How well do I cope with uncertainty, especially when it's up to me — and only me — to chart the way forward?
Caregiving means you're on a journey where the currents are always shifting. You can't be wed to your own carefully crafted route. You don't really know where you're going or how long the trip will last. The weather is always unpredictable — rough patches are followed by smooth, and then you're surprised all over again when the next storm emerges. You find that no matter what you've learned, it doesn't necessarily predict what lies ahead.
Coping with Uncertainty as a Caregiver
You discover that once you're onboard as a caregiver, it's hard to turn around and go back, harder still to disembark. You become a bit like one of those ancient mariners heading for terra incognita, (unexplored territory) clutching a map with only this direction: "That Way Dragons Be."

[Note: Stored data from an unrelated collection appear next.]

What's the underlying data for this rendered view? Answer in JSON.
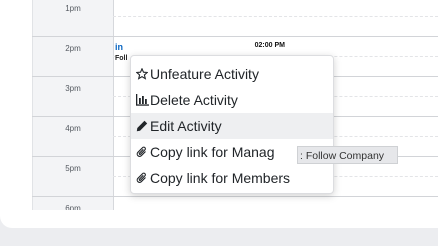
{
  "calendar": {
    "time_labels": [
      "1pm",
      "2pm",
      "3pm",
      "4pm",
      "5pm",
      "6pm"
    ],
    "event": {
      "source_icon": "in",
      "time": "02:00 PM",
      "title": "Foll"
    }
  },
  "context_menu": {
    "items": [
      {
        "label": "Unfeature Activity",
        "icon": "star-outline-icon"
      },
      {
        "label": "Delete Activity",
        "icon": "bar-chart-icon"
      },
      {
        "label": "Edit Activity",
        "icon": "pencil-icon"
      },
      {
        "label": "Copy link for Manag",
        "icon": "paperclip-icon"
      },
      {
        "label": "Copy link for Members",
        "icon": "paperclip-icon"
      }
    ],
    "active_index": 2
  },
  "tooltip": {
    "text": ": Follow Company"
  },
  "colors": {
    "linkedin_blue": "#0a66c2",
    "page_background": "#ecedf0",
    "time_column": "#f3f4f6",
    "menu_hover": "#eeeff1"
  }
}
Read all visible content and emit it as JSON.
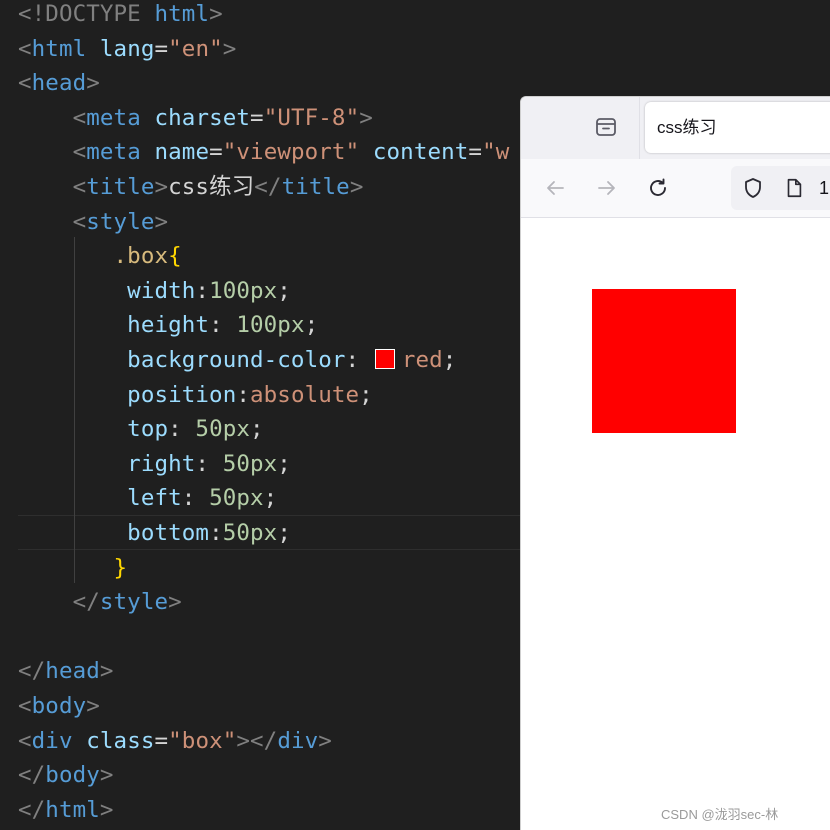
{
  "editor": {
    "lines": [
      {
        "parts": [
          [
            "t",
            "<"
          ],
          [
            "g",
            "!DOCTYPE "
          ],
          [
            "tag",
            "html"
          ],
          [
            "t",
            ">"
          ]
        ]
      },
      {
        "parts": [
          [
            "t",
            "<"
          ],
          [
            "tag",
            "html"
          ],
          [
            "plain",
            " "
          ],
          [
            "attr",
            "lang"
          ],
          [
            "plain",
            "="
          ],
          [
            "str",
            "\"en\""
          ],
          [
            "t",
            ">"
          ]
        ]
      },
      {
        "parts": [
          [
            "t",
            "<"
          ],
          [
            "tag",
            "head"
          ],
          [
            "t",
            ">"
          ]
        ]
      },
      {
        "parts": [
          [
            "plain",
            "    "
          ],
          [
            "t",
            "<"
          ],
          [
            "tag",
            "meta"
          ],
          [
            "plain",
            " "
          ],
          [
            "attr",
            "charset"
          ],
          [
            "plain",
            "="
          ],
          [
            "str",
            "\"UTF-8\""
          ],
          [
            "t",
            ">"
          ]
        ]
      },
      {
        "parts": [
          [
            "plain",
            "    "
          ],
          [
            "t",
            "<"
          ],
          [
            "tag",
            "meta"
          ],
          [
            "plain",
            " "
          ],
          [
            "attr",
            "name"
          ],
          [
            "plain",
            "="
          ],
          [
            "str",
            "\"viewport\""
          ],
          [
            "plain",
            " "
          ],
          [
            "attr",
            "content"
          ],
          [
            "plain",
            "="
          ],
          [
            "str",
            "\"w"
          ]
        ]
      },
      {
        "parts": [
          [
            "plain",
            "    "
          ],
          [
            "t",
            "<"
          ],
          [
            "tag",
            "title"
          ],
          [
            "t",
            ">"
          ],
          [
            "txt",
            "css练习"
          ],
          [
            "t",
            "</"
          ],
          [
            "tag",
            "title"
          ],
          [
            "t",
            ">"
          ]
        ]
      },
      {
        "parts": [
          [
            "plain",
            "    "
          ],
          [
            "t",
            "<"
          ],
          [
            "tag",
            "style"
          ],
          [
            "t",
            ">"
          ]
        ]
      },
      {
        "parts": [
          [
            "plain",
            "       "
          ],
          [
            "sel",
            ".box"
          ],
          [
            "brace",
            "{"
          ]
        ]
      },
      {
        "parts": [
          [
            "plain",
            "        "
          ],
          [
            "prop",
            "width"
          ],
          [
            "plain",
            ":"
          ],
          [
            "num",
            "100px"
          ],
          [
            "plain",
            ";"
          ]
        ]
      },
      {
        "parts": [
          [
            "plain",
            "        "
          ],
          [
            "prop",
            "height"
          ],
          [
            "plain",
            ": "
          ],
          [
            "num",
            "100px"
          ],
          [
            "plain",
            ";"
          ]
        ]
      },
      {
        "parts": [
          [
            "plain",
            "        "
          ],
          [
            "prop",
            "background-color"
          ],
          [
            "plain",
            ": "
          ],
          [
            "swatch",
            ""
          ],
          [
            "val",
            "red"
          ],
          [
            "plain",
            ";"
          ]
        ]
      },
      {
        "parts": [
          [
            "plain",
            "        "
          ],
          [
            "prop",
            "position"
          ],
          [
            "plain",
            ":"
          ],
          [
            "val",
            "absolute"
          ],
          [
            "plain",
            ";"
          ]
        ]
      },
      {
        "parts": [
          [
            "plain",
            "        "
          ],
          [
            "prop",
            "top"
          ],
          [
            "plain",
            ": "
          ],
          [
            "num",
            "50px"
          ],
          [
            "plain",
            ";"
          ]
        ]
      },
      {
        "parts": [
          [
            "plain",
            "        "
          ],
          [
            "prop",
            "right"
          ],
          [
            "plain",
            ": "
          ],
          [
            "num",
            "50px"
          ],
          [
            "plain",
            ";"
          ]
        ]
      },
      {
        "parts": [
          [
            "plain",
            "        "
          ],
          [
            "prop",
            "left"
          ],
          [
            "plain",
            ": "
          ],
          [
            "num",
            "50px"
          ],
          [
            "plain",
            ";"
          ]
        ]
      },
      {
        "parts": [
          [
            "plain",
            "        "
          ],
          [
            "prop",
            "bottom"
          ],
          [
            "plain",
            ":"
          ],
          [
            "num",
            "50px"
          ],
          [
            "plain",
            ";"
          ]
        ]
      },
      {
        "parts": [
          [
            "plain",
            "       "
          ],
          [
            "brace",
            "}"
          ]
        ]
      },
      {
        "parts": [
          [
            "plain",
            "    "
          ],
          [
            "t",
            "</"
          ],
          [
            "tag",
            "style"
          ],
          [
            "t",
            ">"
          ]
        ]
      },
      {
        "parts": []
      },
      {
        "parts": [
          [
            "t",
            "</"
          ],
          [
            "tag",
            "head"
          ],
          [
            "t",
            ">"
          ]
        ]
      },
      {
        "parts": [
          [
            "t",
            "<"
          ],
          [
            "tag",
            "body"
          ],
          [
            "t",
            ">"
          ]
        ]
      },
      {
        "parts": [
          [
            "t",
            "<"
          ],
          [
            "tag",
            "div"
          ],
          [
            "plain",
            " "
          ],
          [
            "attr",
            "class"
          ],
          [
            "plain",
            "="
          ],
          [
            "str",
            "\"box\""
          ],
          [
            "t",
            "></"
          ],
          [
            "tag",
            "div"
          ],
          [
            "t",
            ">"
          ]
        ]
      },
      {
        "parts": [
          [
            "t",
            "</"
          ],
          [
            "tag",
            "body"
          ],
          [
            "t",
            ">"
          ]
        ]
      },
      {
        "parts": [
          [
            "t",
            "</"
          ],
          [
            "tag",
            "html"
          ],
          [
            "t",
            ">"
          ]
        ]
      }
    ]
  },
  "browser": {
    "tab_title": "css练习",
    "url_text": "1",
    "tab_list_icon": "tab-list-icon",
    "nav_icons": [
      "back-arrow-icon",
      "forward-arrow-icon",
      "reload-icon",
      "shield-icon",
      "page-icon"
    ],
    "box_color": "#ff0000"
  },
  "watermark": "CSDN @泷羽sec-林"
}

How much am I willing to learn about myself?
Start by trying to assess your capacity for anger. And then accept the fact that you have no idea how to answer that question. I learned I could become furious with someone I deeply loved — that I could yell or slam the door in frustration. And that even after I felt remorse, I was capable of doing it again. Caregiving is humbling. But that also means you learn your strengths and weaknesses inside out, including your capacity to adapt and change.
The Revelations of Caregiving
Indeed, it's the upending nature of this journey that can make the experience so revealing, and ultimately so rewarding. You fail in ways you never imagined, your shortcomings are displayed like never before, and your sense of certitude comes undone.
I learned that I didn't always have to be right. I learned what it means to fall flat on my face, to weep when my shortcomings were so starkly revealed.
I learned that one of my least attractive traits, my desire to always be right, was spectacularly unhelpful when caring for someone whose dementia was progressing. And therein lies one of caregiving's silver linings. If you're looking for a way to improve your character, I can think of no better self-help course than becoming a caregiver.
Do I have an exit strategy— and the resources to execute it — if I can't continue?
Here's a truism I believe: No caregiver gets as much help as he or she needs, and all of us realize that later than we should. I was lucky to initially have wonderful help when I was at work, and then later on the weekend too, but after 8 years — when I was 67 and my mom was 103 —I knew I had to step back further and just be there two nights a week. And because my folks purchased a home smack dab in the middle of Silicon Valley in 1950 for $15,000 — I could borrow against a valuable piece of property to provide for that additional care.
I was incredibly fortunate, but providing the care any older person deserves shouldn't depend on good fortune. Yet until we have a national plan that prioritizes eldercare, assessing your caregiving resources is crucial.
Am I prepared to experience something so profound that it will change everything about my life?
My mom was a remarkable woman who taught me more than I sometimes wanted to know, as did the extraordinary women caregivers who accompanied me. Yes, I failed in ways I never imagined, but I was also rewarded in ways I never dreamed.
I learned that I didn't have to always be right. I learned what it means to fall flat on my face, to weep when my shortcomings were so starkly revealed. I learned how hard caregiving is and how much we need to value those who do this work.
But most of all, becoming a caregiver gave me the opportunity to get that much closer to someone I already loved, and to love people I otherwise would never have met. Which is why despite everything, and because of everything, I would do it all again.